Now what the hell is a bucket?
Observe the diagram below. All elements that are stored horizontally are said to be in the same bucket.
So when we want to fetch a element using get(K key), HashMap first identifies the bucket in which all
elements of the same hascode as the hashcode of the 'key' passed are present. Now since it knows the
bucket, it will only have to traverse through that bucket to fetch the actual object.
Then it uses the equals() method to identify the actual object present in the bucket.
Lets see how HashMap implements this logic internally.
class Entry {
K key;
V value;
Entry next;
int hash;
}
HashMap also has some more variables which define the initial size of the array.
DEFAULT_LOAD_FACTOR = 0.75f;
DEFAULT_INITIAL_CAPACITY = 16;
For more detailed and internal understanding of HashMap refer Internal Working of HashMap blog. This
blog creates a CustomHashMap and explains step by step process.
TreeMap
Sorted
TreeMap is a structure which is designed to work as a Red - Black - Tree. Here each node has only
two child nodes and the insertion is a tree happens same as the insertion strategy of Java Binary
Search Tree explained here.
If you see below both the Binary Search Tree and Tree Map look same except for the node. The Tree
Map has Key and Value in the node, while the BST only has the value.
TreeMap internally maintains a List of Nodes with each node being a Entry<K,V> class which is
actually a implementation of Map.Entry<K,V> interface.
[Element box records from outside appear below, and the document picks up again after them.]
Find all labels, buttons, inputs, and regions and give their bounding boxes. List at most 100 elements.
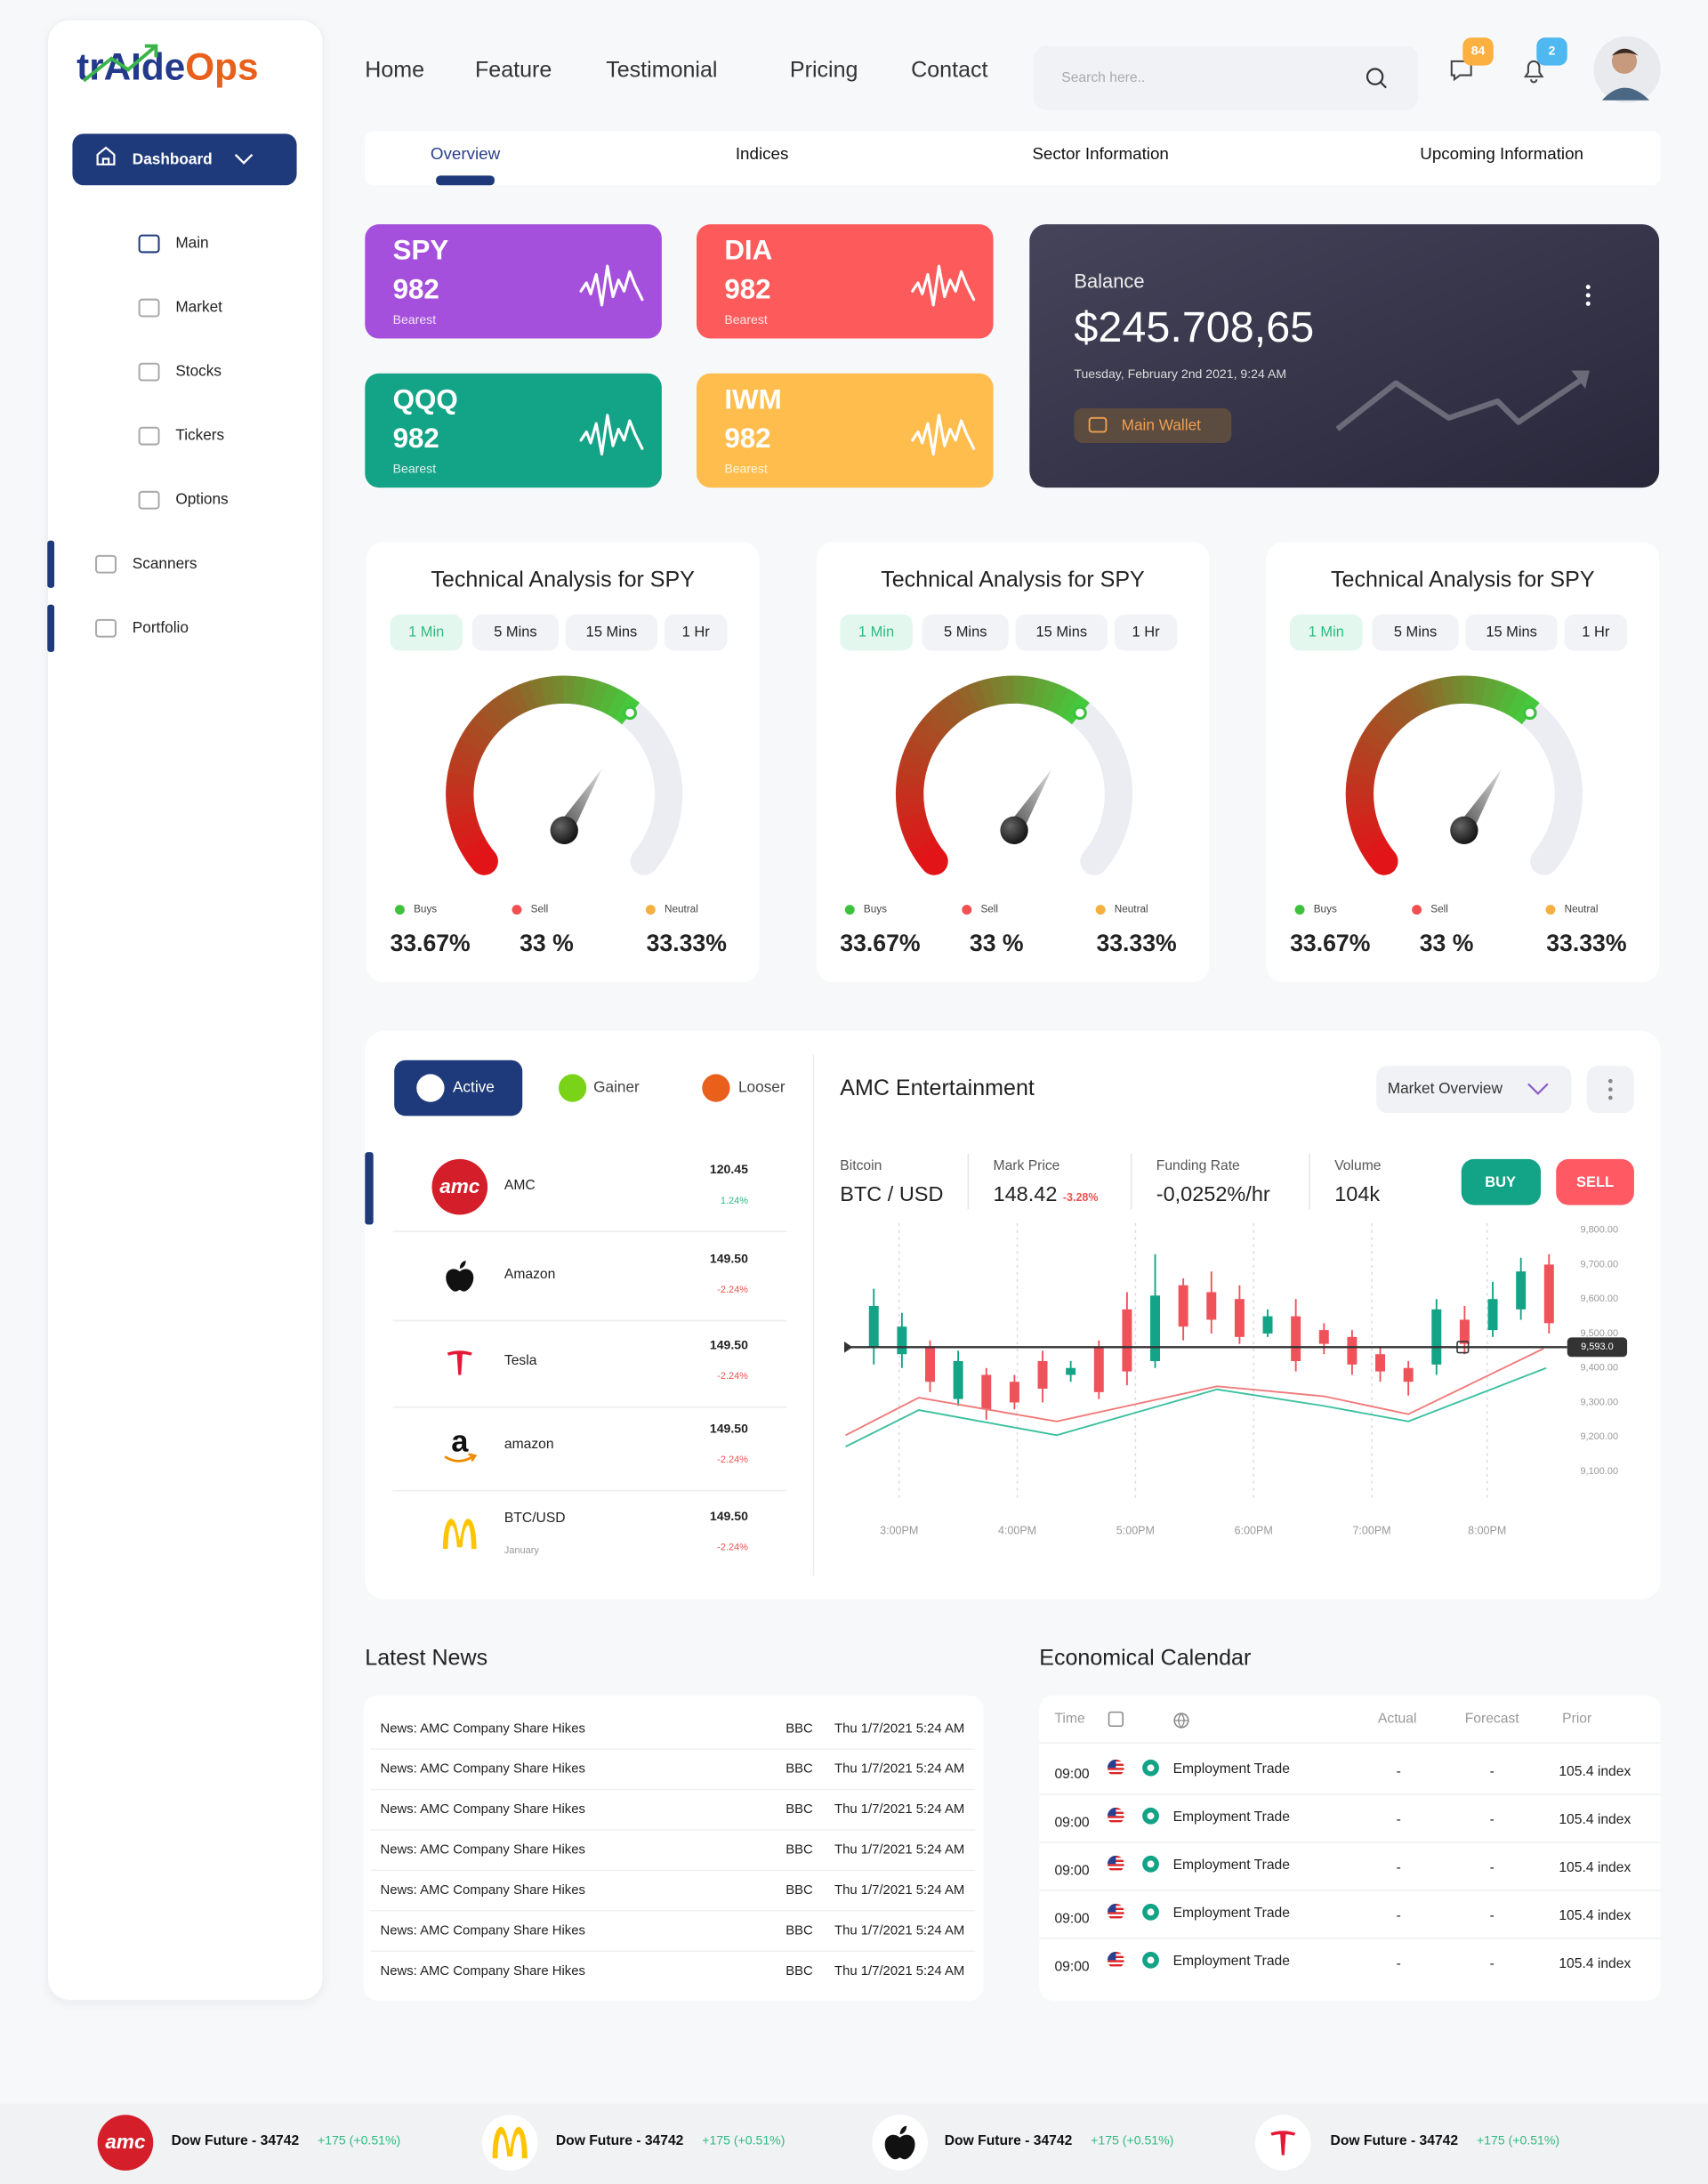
- gauge-segment: [909, 728, 939, 753]
- tab[interactable]: Indices: [736, 144, 789, 163]
- menu-item[interactable]: Main: [175, 234, 208, 252]
- news-row[interactable]: News: AMC Company Share Hikes BBC Thu 1/7/…: [370, 1923, 976, 1952]
- interval-button[interactable]: 5 Mins: [471, 614, 559, 651]
- news-row[interactable]: News: AMC Company Share Hikes BBC Thu 1/7/…: [381, 1964, 965, 1978]
- ticker-card[interactable]: IWM 982 Bearest: [697, 373, 994, 488]
- footer-item[interactable]: Dow Future - 34742 +175 (+0.51%): [1254, 2115, 1559, 2171]
- market-dropdown[interactable]: Market Overview: [1376, 1065, 1572, 1114]
- mover-tab[interactable]: Active: [394, 1060, 523, 1116]
- gauge-segment: [446, 770, 476, 786]
- news-row[interactable]: News: AMC Company Share Hikes BBC Thu 1/7/…: [370, 1802, 976, 1831]
- interval-button[interactable]: 15 Mins: [565, 614, 658, 651]
- mover-tab[interactable]: Gainer: [558, 1074, 640, 1102]
- sell-button[interactable]: SELL: [1556, 1158, 1634, 1205]
- interval-button[interactable]: 1 Min: [1290, 614, 1363, 651]
- nav-link[interactable]: Feature: [475, 57, 552, 82]
- gauge-segment: [922, 710, 951, 737]
- dashboard-button[interactable]: Dashboard: [72, 133, 297, 186]
- nav-link[interactable]: Pricing: [790, 57, 858, 82]
- menu-item[interactable]: Market: [175, 298, 222, 316]
- mover-row[interactable]: amc AMC 120.45 1.24%: [392, 1158, 787, 1233]
- gauge-segment: [589, 680, 610, 711]
- mover-row[interactable]: Tesla 149.50 -2.24%: [392, 1337, 787, 1408]
- ticker-card[interactable]: DIA 982 Bearest: [697, 224, 994, 339]
- button-label: 15 Mins: [1486, 624, 1537, 640]
- tab[interactable]: Overview: [431, 144, 501, 163]
- candle-body: [1066, 1367, 1076, 1375]
- calendar-row[interactable]: 09:00 Employment Trade - - 105.4 index: [1039, 1855, 1661, 1891]
- wallet-button[interactable]: Main Wallet: [1074, 407, 1232, 443]
- search-box[interactable]: Search here..: [1033, 45, 1419, 110]
- tesla-logo: [1270, 2131, 1296, 2156]
- calendar-row[interactable]: 09:00 Employment Trade - - 105.4 index: [1039, 1807, 1661, 1843]
- tab[interactable]: Sector Information: [1032, 144, 1168, 163]
- footer-item[interactable]: Dow Future - 34742 +175 (+0.51%): [481, 2115, 786, 2171]
- menu-item[interactable]: Stocks: [175, 362, 222, 380]
- event-actual: -: [1397, 1860, 1401, 1875]
- nav-link[interactable]: Home: [365, 57, 424, 82]
- gauge-segment: [895, 794, 924, 807]
- ticker-card[interactable]: QQQ 982 Bearest: [365, 373, 662, 488]
- news-row[interactable]: News: AMC Company Share Hikes BBC Thu 1/7/…: [370, 1883, 976, 1912]
- legend-label: Sell: [531, 904, 549, 915]
- interval-button[interactable]: 1 Min: [840, 614, 913, 651]
- avatar[interactable]: [1593, 36, 1661, 103]
- mover-row[interactable]: Amazon 149.50 -2.24%: [392, 1251, 787, 1322]
- gauge-segment: [1397, 689, 1422, 720]
- interval-button[interactable]: 5 Mins: [922, 614, 1009, 651]
- menu-item[interactable]: Scanners: [133, 554, 197, 572]
- ticker-symbol: QQQ: [393, 383, 458, 415]
- tesla-mark: [1270, 2131, 1296, 2156]
- badge: [1462, 37, 1494, 66]
- tab-dot: [702, 1074, 730, 1102]
- interval-button[interactable]: 1 Hr: [1114, 614, 1178, 651]
- buy-button[interactable]: BUY: [1461, 1158, 1541, 1205]
- gauge-segment: [947, 689, 972, 720]
- interval-button[interactable]: 1 Min: [390, 614, 463, 651]
- news-row[interactable]: News: AMC Company Share Hikes BBC Thu 1/7/…: [370, 1762, 976, 1791]
- candle-body: [925, 1347, 935, 1382]
- button-label: Dashboard: [133, 150, 213, 168]
- interval-button[interactable]: 1 Hr: [664, 614, 728, 651]
- mover-row[interactable]: BTC/USD January 149.50 -2.24%: [442, 1509, 748, 1556]
- sparkline: [911, 414, 976, 456]
- gauge-segment: [471, 710, 501, 737]
- button-label: 1 Min: [408, 624, 444, 640]
- interval-button[interactable]: 1 Hr: [1564, 614, 1628, 651]
- news-source: BBC: [786, 1802, 813, 1817]
- mover-tab[interactable]: Looser: [702, 1074, 786, 1102]
- legend-dot: [844, 905, 855, 915]
- calendar-row[interactable]: 09:00 Employment Trade - - 105.4 index: [1054, 1951, 1631, 1974]
- gauge-segment: [1439, 676, 1456, 705]
- interval-button[interactable]: 5 Mins: [1372, 614, 1459, 651]
- card-bg: [816, 542, 1210, 983]
- section-icon: [95, 554, 117, 574]
- menu-item[interactable]: Tickers: [175, 426, 224, 444]
- nav-link[interactable]: Testimonial: [606, 57, 717, 82]
- calendar-row[interactable]: 09:00 Employment Trade - - 105.4 index: [1039, 1903, 1661, 1939]
- flag-canton: [1107, 1951, 1116, 1961]
- news-row[interactable]: News: AMC Company Share Hikes BBC Thu 1/7/…: [370, 1721, 976, 1750]
- interval-button[interactable]: 15 Mins: [1015, 614, 1108, 651]
- tab[interactable]: Upcoming Information: [1420, 144, 1583, 163]
- footer-item[interactable]: Dow Future - 34742 +175 (+0.51%): [872, 2115, 1173, 2171]
- event-name: Employment Trade: [1173, 1858, 1291, 1873]
- section-title: Economical Calendar: [1039, 1646, 1251, 1671]
- y-tick-label: 9,200.00: [1580, 1431, 1618, 1442]
- news-row[interactable]: News: AMC Company Share Hikes BBC Thu 1/7/…: [370, 1843, 976, 1872]
- menu-item[interactable]: Options: [175, 490, 228, 508]
- stat-label: Volume: [1334, 1158, 1382, 1173]
- button-label: 1 Hr: [1132, 624, 1161, 640]
- footer-item[interactable]: amc Dow Future - 34742 +175 (+0.51%): [97, 2115, 401, 2171]
- nav-link[interactable]: Contact: [911, 57, 987, 82]
- mcd-mark: [492, 2126, 528, 2159]
- active-indicator: [47, 604, 55, 652]
- ticker-card[interactable]: SPY 982 Bearest: [365, 224, 662, 339]
- mover-row[interactable]: a amazon 149.50 -2.24%: [392, 1421, 787, 1492]
- menu-item[interactable]: Portfolio: [133, 618, 189, 636]
- more-button[interactable]: [1586, 1065, 1634, 1114]
- calendar-row[interactable]: 09:00 Employment Trade - - 105.4 index: [1039, 1759, 1661, 1795]
- mover-price: 149.50: [710, 1251, 748, 1265]
- gauge-segment: [1056, 689, 1081, 720]
- interval-button[interactable]: 15 Mins: [1465, 614, 1558, 651]
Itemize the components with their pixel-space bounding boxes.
The basic structure of this Entry class is
class Entry{
K key;
V value;
Entry left = null;
Entry right = null;
Entry parent;
boolean color = BLACK;
}
Set
Set is a collection that can not contain duplicate values. So if we want to have a unique collection, Set is
the obvious choice.
add(E element)
When we add a value in Hashset, Hashset internally adds a value in 'map' by calling put(E,o);
where E that is the key is the element passed in add(E element) of HashSet and 'o' as the value which is
a dummy Object creted by doing Object o = new Object; which is common for all key's entered in
HashMap 'map'.
HashSet internally checks wether the Key that is 'element' is already present by calling the equals
method of 'element'.
This method returns false if the Key is already present in HashMap.
TreeSet
Non Duplicate
Sorted
Like HashSet uses HashMap internally, TreeSet uses TreeMap internally. TreeSet ensures that elements
added are not duplicate and they are sorted. Sorting is done using TreeMap.
add(E element)
When we add a value in TreeSet, TreeSet internally adds a value in 'map' by calling put(E,o);
where E that is the key is the element passed in add(E element) of TreeSetand 'o' as the value which is a
dummy Object creted by doing Object o = new Object; which is common for all key's entered in TreeMap
'map'.
TreeSet internally checks wether the Key that is 'element' is already present by calling the equals method
of 'element'.
This method returns false if the Key is already present in TreeMap.
LinkedHashSet
Non Duplicate
Ordered
LinkedHashSet extends HashSet that means it is a HashMap without duplicates. But the difference here
with HashSet is that LinkedHashSet is ordered.
It uses a Doubly Linked List that runs through the Set holding the order together.